A lightweight, SQLite-compatible version of the JMdict Japanese-English dictionary.
Automatic daily releases @ 5AM UTC.
⬇️ Download latest: jmdict.sqlite
This project transforms the JMdict XML dataset into a normalized, developer-friendly SQLite format for use in apps, browser extensions, or any application needing a fast, local Japanese-English dictionary.
- Designed for easy integration into apps and tools
- Compact schema with JSON-encoded kanji, kana, and sense data
- Ideal for full-text search, filtering, and offline usage
PK — Primary Key: uniquely identifies a row in the table.
FK — Foreign Key: links a row to another table’s primary key.
? — Possibly Undefined: the field may be NULL or omitted.
JSON-encoded — The column stores JSON data (arrays or objects).
AUTOINC — Auto-increment: the database automatically assigns a unique number.
entries.ent_seq → senses.ent_seq — One-to-Many relationship:
Each entry can have multiple senses, but each sense belongs to exactly one entry.
┌────────────────────────────────────┐ ┌───────────────────────────────────────────────────┐
│ entries │◄───────────│ senses │
├────────────────────────────────────┤ ├───────────────────────────────────────────────────┤
│ ent_seq INTEGER PK │◄────┐ │ id INTEGER PK AUTOINC │
│ kanji? TEXT │ └────► │ ent_seq INTEGER FK → entries.ent_seq │
│ – JSON-encoded │ | lang? TEXT |
│ kana TEXT │ | note? TEXT |
│ – JSON-encoded │ │ glosses TEXT (JSON-encoded) │
└────────────────────────────────────┘ │ pos TEXT (JSON-encoded) │
| verb_data? TEXT (JSON-encoded) |
| field? TEXT (JSON-encoded) |
| tags? TEXT (JSON-encoded) |
| refs? TEXT (JSON-encoded) |
└───────────────────────────────────────────────────┘
export interface Entry {
ent_seq: number; // PK
kanji?: string; // JSON.stringify(Written[])
kana: string; // JSON.stringify(Written[])
}
export interface Sense {
id: number; // PK
ent_seq: number; // FK
lang?: string;
note?: string;
glosses: string; // JSON.stringify(string[])
pos: string; // JSON.stringify(string[])
verb_data?: string; // JSON.stringify(VerbData)
fields?: string; // JSON.stringify(string[])
tags?: string; // JSON.stringify(string[])
refs?: string; // JSON.stringify(Ref[])
}
export interface Written {
written: string;
tags?: [];
restr?: [];
}
export interface Ref {
type: "see" | "ant";
ent_seq: number;
sense_id: number;
written: string;
}
export interface VerbData {
verb_group: string;
transitive?: boolean;
auxiliary?: boolean;
}This SQL query retrieves all entries that contain at least one of the specified tags (ichi1 or nf01) in any of their associated kanji objects.
It works by iterating through the kanji array of each entry using json_each, and then checking whether the tags array within each kanji object contains any of the target tags.
To perform an inclusive (AND) search, where all specified tags must be present, change >= 1 to = 2 (or however many tags you're searching for).
SELECT *
FROM entries
WHERE EXISTS (
SELECT 1
FROM json_each(entries.kanji) AS kanji_obj
WHERE (
SELECT COUNT(DISTINCT tag.value)
FROM json_each(json_extract(kanji_obj.value, '$.tags')) AS tag
WHERE tag.value IN ('ichi1', 'nf01')
) >= 1
);I welcome anyone with interest to contribute!
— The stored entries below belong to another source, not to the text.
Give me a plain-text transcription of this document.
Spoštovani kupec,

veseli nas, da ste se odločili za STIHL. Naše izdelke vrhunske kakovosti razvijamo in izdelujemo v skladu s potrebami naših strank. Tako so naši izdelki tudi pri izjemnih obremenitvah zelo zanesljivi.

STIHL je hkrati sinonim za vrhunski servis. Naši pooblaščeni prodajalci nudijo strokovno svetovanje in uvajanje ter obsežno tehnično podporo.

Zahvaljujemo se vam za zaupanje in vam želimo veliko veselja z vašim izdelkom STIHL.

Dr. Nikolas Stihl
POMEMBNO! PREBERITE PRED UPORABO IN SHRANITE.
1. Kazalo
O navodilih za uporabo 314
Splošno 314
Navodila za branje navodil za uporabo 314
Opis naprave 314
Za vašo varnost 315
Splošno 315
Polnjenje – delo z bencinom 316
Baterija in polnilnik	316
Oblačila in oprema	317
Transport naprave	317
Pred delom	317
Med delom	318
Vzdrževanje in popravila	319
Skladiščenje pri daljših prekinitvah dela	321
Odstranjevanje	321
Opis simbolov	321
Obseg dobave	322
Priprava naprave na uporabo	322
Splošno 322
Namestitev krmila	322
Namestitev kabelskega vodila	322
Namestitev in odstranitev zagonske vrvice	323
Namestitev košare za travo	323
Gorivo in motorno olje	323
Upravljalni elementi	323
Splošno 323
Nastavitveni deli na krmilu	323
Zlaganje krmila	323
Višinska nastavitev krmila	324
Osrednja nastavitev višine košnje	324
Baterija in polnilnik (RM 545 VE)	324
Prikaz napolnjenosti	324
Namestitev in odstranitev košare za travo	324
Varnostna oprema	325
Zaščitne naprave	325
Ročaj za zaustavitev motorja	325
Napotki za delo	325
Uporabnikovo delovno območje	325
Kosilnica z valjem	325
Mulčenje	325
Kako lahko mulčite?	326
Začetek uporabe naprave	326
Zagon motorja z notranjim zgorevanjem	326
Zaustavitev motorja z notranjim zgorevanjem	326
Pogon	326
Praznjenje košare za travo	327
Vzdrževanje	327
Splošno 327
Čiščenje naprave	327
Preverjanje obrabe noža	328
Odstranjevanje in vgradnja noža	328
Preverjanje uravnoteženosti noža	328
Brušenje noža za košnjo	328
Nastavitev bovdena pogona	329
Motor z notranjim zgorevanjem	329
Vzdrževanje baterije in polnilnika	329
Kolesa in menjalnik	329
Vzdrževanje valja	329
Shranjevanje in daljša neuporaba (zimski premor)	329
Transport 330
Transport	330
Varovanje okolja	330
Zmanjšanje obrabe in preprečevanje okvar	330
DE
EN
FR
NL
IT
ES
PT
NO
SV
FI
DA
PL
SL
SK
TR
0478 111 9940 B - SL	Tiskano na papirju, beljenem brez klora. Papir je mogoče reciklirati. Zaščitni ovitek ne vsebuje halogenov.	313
Please read the Contributing Guide for details on how to get started.
This project contains components originally created by the Electronic Dictionary Research and Development Group (EDRDG). These components are derived from data licensed under the GNU General Public License Version 2 (GPLv2).
You are free to use, modify, and distribute this software under the terms of the GPLv2. A copy of the full license is included in the LICENSE file.